La seconda sezione è intitolata Very Valentino, si tratta di una lunga galleria del tempo divisa per decenni in cui si sintetizza il lavoro del maestro attraverso gli abiti più rappresentativi e le immagini più celebri. Si prosegue con Valentino&Giammetti, una sezione che presenta due interviste a questa indissolubile (professionalmente) coppia: il maestro svela interessanti aneddoti su abiti celebri come quello del matrimonio di Jackie Onassis, Giammetti racconta invece il loro primo incontro nella Roma della Dolce Vita.
Valentino seen by…presenta diverse sale: ci sono i ritratti dello stilista (dal dipinto pop di Andy Warhol fino allo scatto di La Chapelle in Piazza di Spagna), una serie di illustrazioni di grandi artisti e infine gli scatti dei più celebri fotografi del secolo chiamati a raccontare la moda di Valentino (la mia preferita è quella in cui l’etoile Alessandra Ferri è ritratta danzando con un abito rosso): foto senza tempo, eleganti, ma anche sensuali (i nudi di Herb Ritts). Library è un vero e proprio archivio storico in cui pre ogni decennio sono raccolti collezioni, redazionali, bozzetti e ben 95 video di sfilate a partire dal 1977. Non appena entrati in Muses&Friends ci si trova di fronte un cubo su cui scorrono le immagini dei personaggi che gravitano attorno al mondo Valentino: le grandi star del cinema di ieri e di oggi (Jane Fonda, Angelica Houston, Audrey Hepburn, Virna Lisa, Gwyneth Paltrow per citarne alcune), l’aristocrazia che è sempre stata sedotta dall’eleganza e ricchezza dell’alta moda, le modelle da Penelope Tree e Veruschka a Naomi e Linda Evangelista.

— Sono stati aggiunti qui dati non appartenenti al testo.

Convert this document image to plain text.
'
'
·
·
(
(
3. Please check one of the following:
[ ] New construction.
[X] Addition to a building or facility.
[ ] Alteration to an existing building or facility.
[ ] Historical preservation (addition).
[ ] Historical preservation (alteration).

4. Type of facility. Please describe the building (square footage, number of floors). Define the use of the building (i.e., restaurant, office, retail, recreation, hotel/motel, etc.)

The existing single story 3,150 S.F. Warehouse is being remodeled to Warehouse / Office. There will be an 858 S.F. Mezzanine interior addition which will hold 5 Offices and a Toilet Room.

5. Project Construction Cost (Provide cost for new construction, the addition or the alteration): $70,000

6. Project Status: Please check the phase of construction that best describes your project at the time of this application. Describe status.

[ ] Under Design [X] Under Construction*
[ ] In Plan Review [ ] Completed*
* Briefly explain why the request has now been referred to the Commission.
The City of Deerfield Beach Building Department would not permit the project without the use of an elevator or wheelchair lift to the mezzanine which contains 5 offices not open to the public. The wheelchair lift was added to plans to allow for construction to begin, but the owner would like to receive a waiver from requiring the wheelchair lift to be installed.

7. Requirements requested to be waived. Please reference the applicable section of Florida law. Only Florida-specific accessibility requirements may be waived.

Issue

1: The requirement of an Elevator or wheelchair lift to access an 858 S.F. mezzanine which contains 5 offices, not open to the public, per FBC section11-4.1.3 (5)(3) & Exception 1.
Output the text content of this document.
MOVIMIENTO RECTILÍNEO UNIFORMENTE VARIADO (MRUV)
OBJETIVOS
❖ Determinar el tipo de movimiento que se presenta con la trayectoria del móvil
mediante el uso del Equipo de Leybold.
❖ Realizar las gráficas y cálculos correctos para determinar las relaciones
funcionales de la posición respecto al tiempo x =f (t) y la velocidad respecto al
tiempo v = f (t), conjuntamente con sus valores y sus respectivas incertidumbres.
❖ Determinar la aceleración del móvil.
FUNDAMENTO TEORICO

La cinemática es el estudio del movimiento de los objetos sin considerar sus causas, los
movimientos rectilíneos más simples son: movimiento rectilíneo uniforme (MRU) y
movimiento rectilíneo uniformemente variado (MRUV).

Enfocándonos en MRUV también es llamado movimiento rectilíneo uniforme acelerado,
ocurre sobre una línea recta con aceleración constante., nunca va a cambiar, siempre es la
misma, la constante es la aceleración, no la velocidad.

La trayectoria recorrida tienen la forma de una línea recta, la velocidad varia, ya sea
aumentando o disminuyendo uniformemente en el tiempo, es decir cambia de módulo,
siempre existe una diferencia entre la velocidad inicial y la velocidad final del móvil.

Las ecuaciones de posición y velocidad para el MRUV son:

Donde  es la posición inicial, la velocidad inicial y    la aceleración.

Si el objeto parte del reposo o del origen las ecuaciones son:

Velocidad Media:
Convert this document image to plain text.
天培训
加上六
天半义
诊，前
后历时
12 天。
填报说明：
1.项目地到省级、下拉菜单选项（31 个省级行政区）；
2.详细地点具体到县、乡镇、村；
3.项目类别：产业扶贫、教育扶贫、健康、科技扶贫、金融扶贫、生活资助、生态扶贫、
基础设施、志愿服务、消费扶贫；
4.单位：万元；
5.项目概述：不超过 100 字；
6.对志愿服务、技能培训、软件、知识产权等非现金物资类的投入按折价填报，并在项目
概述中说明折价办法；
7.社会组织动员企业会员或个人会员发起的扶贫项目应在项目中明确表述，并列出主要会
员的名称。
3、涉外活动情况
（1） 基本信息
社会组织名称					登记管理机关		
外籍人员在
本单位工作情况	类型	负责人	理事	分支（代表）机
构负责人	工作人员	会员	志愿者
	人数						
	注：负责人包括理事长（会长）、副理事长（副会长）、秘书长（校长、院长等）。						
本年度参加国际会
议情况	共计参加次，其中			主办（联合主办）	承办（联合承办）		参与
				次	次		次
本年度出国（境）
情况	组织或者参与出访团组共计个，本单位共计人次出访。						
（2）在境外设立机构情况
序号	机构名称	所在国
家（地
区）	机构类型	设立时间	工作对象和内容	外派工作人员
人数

Exhibitiones&Events raccoglie i video di alcune importanti manifestazioni che hanno segnato le pagine più importanti della storia del marchio: la mostra al MET del 1982, il party dei 40 anni a Los Angeles, le celebrazioni romane dei 45 anni di carriera, il White Fairty Love Ball del 2011. Infine Maison Valentino getta un occhio sul futuro del brand che è sopravvissuto al suo fondatore e che con l’eccellente lavoro di maria Grazia Chiuri e Pier Paolo Piccioli sta ridisegnando l’eleganza contemporanea.
Se non siete tra i 10mila che hanno già scaricato il Museo nelle prime 30 ore fatelo subito, è semplicissimo!